On 25th August, 2012, CUTS submitted its third Preliminary Information Report (PIR) before the Competition Commission of India against the global potash cartel operated by seven companies abroad having a detrimental impact on Indian imports of the mineral. The PIR is available at:
India and China are the biggest importers of potash with India being wholly reliant on imports to meet its needs for potassium, one of the key fertilisers for food production and is therefore severely impacted by the high prices of potash determined by the global cartel. A study by competition expert, Frederic Jenny estimates that assuming India imports an average of 6 million tonnes of potash per year during 2011-20, the significant overcharge it would end up paying on these imports would be financed to a large extent (50-100%) from a $1.5-billion ( 68,400 crore) annual subsidy granted by the government to the department of fertilisers. And while Indian negotiators have been requesting a 10% discount on spot prices, which are presently in the vicinity of US$ 500 per tonne, and have claimed in the past that if they cannot make a deal between $445 and $450 per tonne, they will investigate other options, Bill Doyle, CEO of Potash Corp. has reportedly said he doubted that there would be a long term boycott from India (given its reliance).
CUTS has requested the competition watchdog to undertake an investigation under Section 19 of the Competition Act for an act taking place outside India that has or is likely to have an appreciable adverse effect on competition in India vide Section 32 of the Competition Act (the “effects doctrine”) against the global potash cartel.
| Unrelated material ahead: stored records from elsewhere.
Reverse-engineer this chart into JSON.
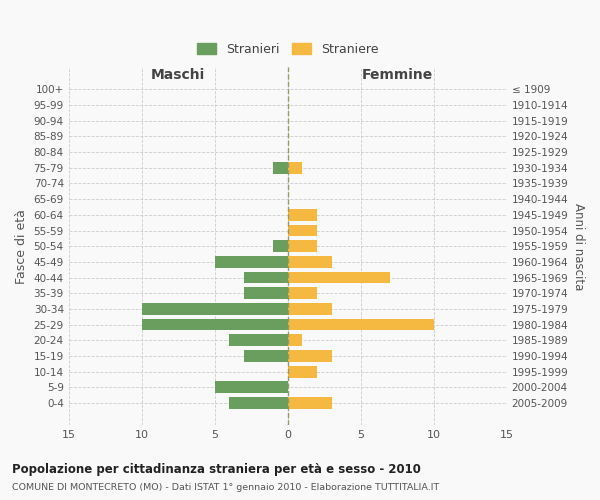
{
  "age_groups": [
    "100+",
    "95-99",
    "90-94",
    "85-89",
    "80-84",
    "75-79",
    "70-74",
    "65-69",
    "60-64",
    "55-59",
    "50-54",
    "45-49",
    "40-44",
    "35-39",
    "30-34",
    "25-29",
    "20-24",
    "15-19",
    "10-14",
    "5-9",
    "0-4"
  ],
  "birth_years": [
    "≤ 1909",
    "1910-1914",
    "1915-1919",
    "1920-1924",
    "1925-1929",
    "1930-1934",
    "1935-1939",
    "1940-1944",
    "1945-1949",
    "1950-1954",
    "1955-1959",
    "1960-1964",
    "1965-1969",
    "1970-1974",
    "1975-1979",
    "1980-1984",
    "1985-1989",
    "1990-1994",
    "1995-1999",
    "2000-2004",
    "2005-2009"
  ],
  "males": [
    0,
    0,
    0,
    0,
    0,
    1,
    0,
    0,
    0,
    0,
    1,
    5,
    3,
    3,
    10,
    10,
    4,
    3,
    0,
    5,
    4
  ],
  "females": [
    0,
    0,
    0,
    0,
    0,
    1,
    0,
    0,
    2,
    2,
    2,
    3,
    7,
    2,
    3,
    10,
    1,
    3,
    2,
    0,
    3
  ],
  "male_color": "#6a9e5e",
  "female_color": "#f5b942",
  "male_label": "Stranieri",
  "female_label": "Straniere",
  "title": "Popolazione per cittadinanza straniera per età e sesso - 2010",
  "subtitle": "COMUNE DI MONTECRETO (MO) - Dati ISTAT 1° gennaio 2010 - Elaborazione TUTTITALIA.IT",
  "xlabel_left": "Maschi",
  "xlabel_right": "Femmine",
  "ylabel_left": "Fasce di età",
  "ylabel_right": "Anni di nascita",
  "xlim": 15,
  "bg_color": "#f9f9f9",
  "grid_color": "#cccccc",
  "bar_height": 0.75
}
A case has been revived by a U.S. court in a ruling dated June 27, 2012 against the cartel which comprises seven companies, one of which being a U.S. based company. The United States operates explicit exemption for export cartels under the Webb Pomerene Act of 1918. India along with several other jurisdictions provides an implicit exemption. Nonetheless, the United States has decided to take further action through the extraterritorial reach of U.S. antitrust rules against the cartel based on a case filed by domestic potash buyers.
CCI is therefore requested to take suitable action under Section 32 of the Competition Act which empowers it to undertake investigation under Section 19 of the Competition Act on the domestic impact of the global potash cartel and its activities and pass such orders as it may deem fit within the provisions of the Act.